The next thirty or forty years were times of further consolidation.
As more brewers fell on hard times due to decreased alcohol consumption
by Americans, the larger brewers bought up the smaller ones --
or the smaller ones just went under. By the 1960s, there were
few breweries left. Then the big breweries turned to marketing
in a way they never had, tying in beer with sports, using clever
mascots (remember the Hamm's bear, from "The land of sky blue
waters"?), and doing everything else to get Americans drinking
beer again. It worked for a while, but soon a subset of the fickle
American palate wanted something other than Budweiser.
Enter a guy named Fritz Maytag, who in 1965 bought a defunct
brewery in San Francisco called Anchor. After trying to sell the
same kind of beer Anchor had been making, Maytag found out why
the brewery had gone under. Once again, a new kind of beer was
needed. He turned to ale, and made a brew called Anchor Steam.
Restaurateurs loved it. The microbrew boom was born.
Today drinkers have a wider variety of beers to choose from than
ever. The big breweries still dominate the business with their
pilseners, but not because people don't have a choice. The majority
of American beer drinkers really do like the light flavor. Go
figure. The big breweries got big by caring about consistency,
and using more expensive ingredients than the cheap malts and
hops used by failed brewers.

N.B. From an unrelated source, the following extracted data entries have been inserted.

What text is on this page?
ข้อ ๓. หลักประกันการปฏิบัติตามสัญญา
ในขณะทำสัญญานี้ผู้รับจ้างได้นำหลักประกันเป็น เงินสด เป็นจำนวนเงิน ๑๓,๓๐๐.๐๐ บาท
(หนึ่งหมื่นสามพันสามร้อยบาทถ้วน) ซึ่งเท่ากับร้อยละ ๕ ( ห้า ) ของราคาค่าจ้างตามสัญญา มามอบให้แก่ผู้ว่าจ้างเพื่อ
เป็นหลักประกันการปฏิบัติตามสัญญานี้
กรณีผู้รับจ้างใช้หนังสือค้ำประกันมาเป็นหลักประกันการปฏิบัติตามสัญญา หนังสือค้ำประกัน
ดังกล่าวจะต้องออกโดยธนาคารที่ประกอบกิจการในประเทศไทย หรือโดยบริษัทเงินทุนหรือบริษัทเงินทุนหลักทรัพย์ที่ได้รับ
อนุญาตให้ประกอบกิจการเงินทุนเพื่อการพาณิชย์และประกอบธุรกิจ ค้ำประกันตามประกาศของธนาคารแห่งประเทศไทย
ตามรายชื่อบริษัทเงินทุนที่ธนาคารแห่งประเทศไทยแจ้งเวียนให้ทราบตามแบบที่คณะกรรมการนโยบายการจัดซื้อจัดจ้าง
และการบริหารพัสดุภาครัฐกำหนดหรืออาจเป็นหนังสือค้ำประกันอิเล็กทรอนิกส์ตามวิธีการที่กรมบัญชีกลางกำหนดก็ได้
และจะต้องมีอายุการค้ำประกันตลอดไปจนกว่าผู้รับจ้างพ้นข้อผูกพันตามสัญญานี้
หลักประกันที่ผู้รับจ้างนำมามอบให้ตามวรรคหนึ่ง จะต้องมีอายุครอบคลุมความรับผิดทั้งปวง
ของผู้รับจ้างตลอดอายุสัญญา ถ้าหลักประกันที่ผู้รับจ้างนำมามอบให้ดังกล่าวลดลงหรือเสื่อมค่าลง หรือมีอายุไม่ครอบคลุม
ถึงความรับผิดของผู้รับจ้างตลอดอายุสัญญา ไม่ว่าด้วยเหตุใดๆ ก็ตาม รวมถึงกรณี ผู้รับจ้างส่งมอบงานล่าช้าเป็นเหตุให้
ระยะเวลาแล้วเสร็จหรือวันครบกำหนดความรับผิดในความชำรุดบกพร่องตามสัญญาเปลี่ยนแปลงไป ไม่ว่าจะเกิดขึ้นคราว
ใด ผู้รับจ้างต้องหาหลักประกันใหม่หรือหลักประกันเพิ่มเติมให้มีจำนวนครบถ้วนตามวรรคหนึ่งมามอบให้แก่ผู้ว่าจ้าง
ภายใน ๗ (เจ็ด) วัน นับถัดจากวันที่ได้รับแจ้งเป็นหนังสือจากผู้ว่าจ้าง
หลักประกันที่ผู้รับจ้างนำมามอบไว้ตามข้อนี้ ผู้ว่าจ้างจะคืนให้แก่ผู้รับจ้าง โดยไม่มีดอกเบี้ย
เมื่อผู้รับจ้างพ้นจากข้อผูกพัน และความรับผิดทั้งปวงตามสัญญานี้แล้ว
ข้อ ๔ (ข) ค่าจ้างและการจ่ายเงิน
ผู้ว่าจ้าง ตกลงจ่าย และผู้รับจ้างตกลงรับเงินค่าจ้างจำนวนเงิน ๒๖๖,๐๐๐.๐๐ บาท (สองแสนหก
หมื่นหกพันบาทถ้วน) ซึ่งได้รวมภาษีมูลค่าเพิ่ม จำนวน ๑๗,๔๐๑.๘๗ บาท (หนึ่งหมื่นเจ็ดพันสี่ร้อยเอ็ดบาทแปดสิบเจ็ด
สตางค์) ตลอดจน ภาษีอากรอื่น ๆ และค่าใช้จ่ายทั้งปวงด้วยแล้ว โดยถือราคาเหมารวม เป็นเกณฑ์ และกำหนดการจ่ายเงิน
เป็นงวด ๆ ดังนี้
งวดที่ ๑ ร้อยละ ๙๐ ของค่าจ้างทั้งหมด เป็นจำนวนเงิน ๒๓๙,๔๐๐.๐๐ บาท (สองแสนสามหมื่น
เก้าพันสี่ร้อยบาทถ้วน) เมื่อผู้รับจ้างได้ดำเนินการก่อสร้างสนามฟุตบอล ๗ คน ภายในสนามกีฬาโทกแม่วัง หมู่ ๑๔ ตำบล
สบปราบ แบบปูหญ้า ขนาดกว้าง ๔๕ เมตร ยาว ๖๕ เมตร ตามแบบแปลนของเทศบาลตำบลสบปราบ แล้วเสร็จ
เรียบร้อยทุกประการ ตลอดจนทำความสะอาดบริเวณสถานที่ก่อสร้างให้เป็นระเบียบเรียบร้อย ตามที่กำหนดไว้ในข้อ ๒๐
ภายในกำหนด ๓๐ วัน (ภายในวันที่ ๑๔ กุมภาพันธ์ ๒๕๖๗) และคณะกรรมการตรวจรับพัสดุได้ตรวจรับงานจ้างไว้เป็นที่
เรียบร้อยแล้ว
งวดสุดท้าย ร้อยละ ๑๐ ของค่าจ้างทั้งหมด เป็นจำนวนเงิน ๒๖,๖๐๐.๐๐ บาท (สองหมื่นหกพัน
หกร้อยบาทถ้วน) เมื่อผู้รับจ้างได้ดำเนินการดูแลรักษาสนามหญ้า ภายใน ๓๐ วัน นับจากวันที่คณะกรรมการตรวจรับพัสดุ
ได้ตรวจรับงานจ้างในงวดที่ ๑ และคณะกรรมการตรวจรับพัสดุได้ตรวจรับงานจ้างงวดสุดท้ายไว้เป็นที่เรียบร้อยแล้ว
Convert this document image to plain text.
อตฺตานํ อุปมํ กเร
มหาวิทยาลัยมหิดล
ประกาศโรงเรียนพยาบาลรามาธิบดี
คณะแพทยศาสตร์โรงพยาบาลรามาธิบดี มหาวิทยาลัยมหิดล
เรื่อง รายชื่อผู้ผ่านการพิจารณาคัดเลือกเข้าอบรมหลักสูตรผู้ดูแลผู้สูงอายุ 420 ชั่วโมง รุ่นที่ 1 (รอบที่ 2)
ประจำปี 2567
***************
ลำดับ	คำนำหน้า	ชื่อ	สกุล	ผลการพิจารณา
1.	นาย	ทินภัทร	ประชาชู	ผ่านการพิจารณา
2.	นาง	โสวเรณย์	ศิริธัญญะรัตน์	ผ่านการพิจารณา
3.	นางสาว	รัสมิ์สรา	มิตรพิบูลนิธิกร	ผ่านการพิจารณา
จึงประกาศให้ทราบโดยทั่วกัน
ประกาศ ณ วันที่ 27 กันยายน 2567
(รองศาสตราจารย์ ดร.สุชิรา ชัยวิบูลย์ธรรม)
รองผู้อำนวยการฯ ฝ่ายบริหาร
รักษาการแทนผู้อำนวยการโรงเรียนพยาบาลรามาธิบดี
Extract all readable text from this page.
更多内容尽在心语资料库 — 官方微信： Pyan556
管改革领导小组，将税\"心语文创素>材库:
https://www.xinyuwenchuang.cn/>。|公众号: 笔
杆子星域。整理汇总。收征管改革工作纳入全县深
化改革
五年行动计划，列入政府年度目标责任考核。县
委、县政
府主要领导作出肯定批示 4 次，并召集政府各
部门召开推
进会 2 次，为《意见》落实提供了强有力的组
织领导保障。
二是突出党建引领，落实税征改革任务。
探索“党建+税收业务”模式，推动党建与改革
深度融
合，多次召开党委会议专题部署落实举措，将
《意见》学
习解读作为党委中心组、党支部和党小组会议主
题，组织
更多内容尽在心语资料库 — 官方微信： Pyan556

In short, they survived for all the
of the same reasons people like craft beer today. I won't be switching
from Deschutes to Bud anytime soon, but Ogle has diminished my
dislike of the big brewers - no small task, that. Whatever type
of beer you prefer, Ambitious Brew makes for good reading while
quaffing your favorite. Along with Ken Wells's entertaining romp
Travels with Barley, this is highly recommended for any beer fans
on your gift list (including yourself).